Every year my garden is attacked by bugs, like WWII. There is rarely a survivor among them. So, because of this I’m trying my hand at companion farming.
Companion farming is known by most people through their elementary education. Native Americans were/are well-known for their innovative farming, known as three sisters gardening. The whole principle is based around the three plants helping each other to flourish. Corn, pole beans, and squash are the three vegetables used in this method.
The pole beans impart nitrogen into the ground, for the corn to use, while simultaneously using the corn as a trellis. The squash helps keep the weeds down with extensive shading, making it much easier to care for the garden space. They were typically planted on hills, but I have never had much success with hills.

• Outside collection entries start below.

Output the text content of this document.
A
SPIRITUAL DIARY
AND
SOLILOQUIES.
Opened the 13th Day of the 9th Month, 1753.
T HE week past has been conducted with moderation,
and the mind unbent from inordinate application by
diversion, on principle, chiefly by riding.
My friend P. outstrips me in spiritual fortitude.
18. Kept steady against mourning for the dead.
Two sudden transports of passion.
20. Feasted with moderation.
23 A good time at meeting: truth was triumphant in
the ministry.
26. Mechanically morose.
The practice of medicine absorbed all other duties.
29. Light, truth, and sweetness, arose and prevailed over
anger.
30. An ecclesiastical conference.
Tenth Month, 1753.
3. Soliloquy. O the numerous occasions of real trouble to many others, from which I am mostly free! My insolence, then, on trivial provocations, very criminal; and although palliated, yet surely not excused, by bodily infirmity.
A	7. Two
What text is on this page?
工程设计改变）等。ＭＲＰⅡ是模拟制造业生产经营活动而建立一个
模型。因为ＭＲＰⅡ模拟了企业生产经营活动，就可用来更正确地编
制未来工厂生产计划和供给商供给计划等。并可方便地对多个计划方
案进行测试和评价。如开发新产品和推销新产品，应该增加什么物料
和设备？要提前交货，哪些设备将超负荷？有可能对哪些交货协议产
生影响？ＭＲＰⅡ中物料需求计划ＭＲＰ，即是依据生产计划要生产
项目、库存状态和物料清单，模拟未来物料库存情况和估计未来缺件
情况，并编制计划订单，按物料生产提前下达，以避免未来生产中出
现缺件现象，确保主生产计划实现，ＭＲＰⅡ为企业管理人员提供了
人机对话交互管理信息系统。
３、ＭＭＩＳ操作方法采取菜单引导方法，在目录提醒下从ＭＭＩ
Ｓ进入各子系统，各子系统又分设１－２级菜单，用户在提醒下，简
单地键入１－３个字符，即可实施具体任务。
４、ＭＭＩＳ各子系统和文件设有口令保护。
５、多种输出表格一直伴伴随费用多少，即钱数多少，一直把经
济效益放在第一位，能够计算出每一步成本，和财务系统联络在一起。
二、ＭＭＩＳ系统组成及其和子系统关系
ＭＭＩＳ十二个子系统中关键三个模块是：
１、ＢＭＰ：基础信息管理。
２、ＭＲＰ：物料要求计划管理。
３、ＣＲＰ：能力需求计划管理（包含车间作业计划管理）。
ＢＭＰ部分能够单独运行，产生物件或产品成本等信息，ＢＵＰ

I’m taking it one step further and trying to add in new flowers, herbs, and vegetables around my more treasured plants. I did some research and found a pretty large pool of information on the subject. Particularly keeping squash bugs at bay, which has been my life’s mission (and occasional failure) for many years now. Even one day of missing some eggs can ruin a crop.
The common thread I saw in all of my research was that the nasturtium plant was, hands down, the best to keep away squash bugs. That alone will make me jump for joy, but it isn’t the end of the struggle. Last year I saw the addition of a flying moth that’s larvae invades the inside of the stem of many melons and squash plants. Cementing an awful harvest last fall.
This lead to discovering that possibly radishes will help distract them. Many folks have had good results, so maybe I can too. Worth a shot right? I found even more good companions, for things like broccoli, lettuce, and tomatoes. But I think I’ll save that for another post, just to keep things chill.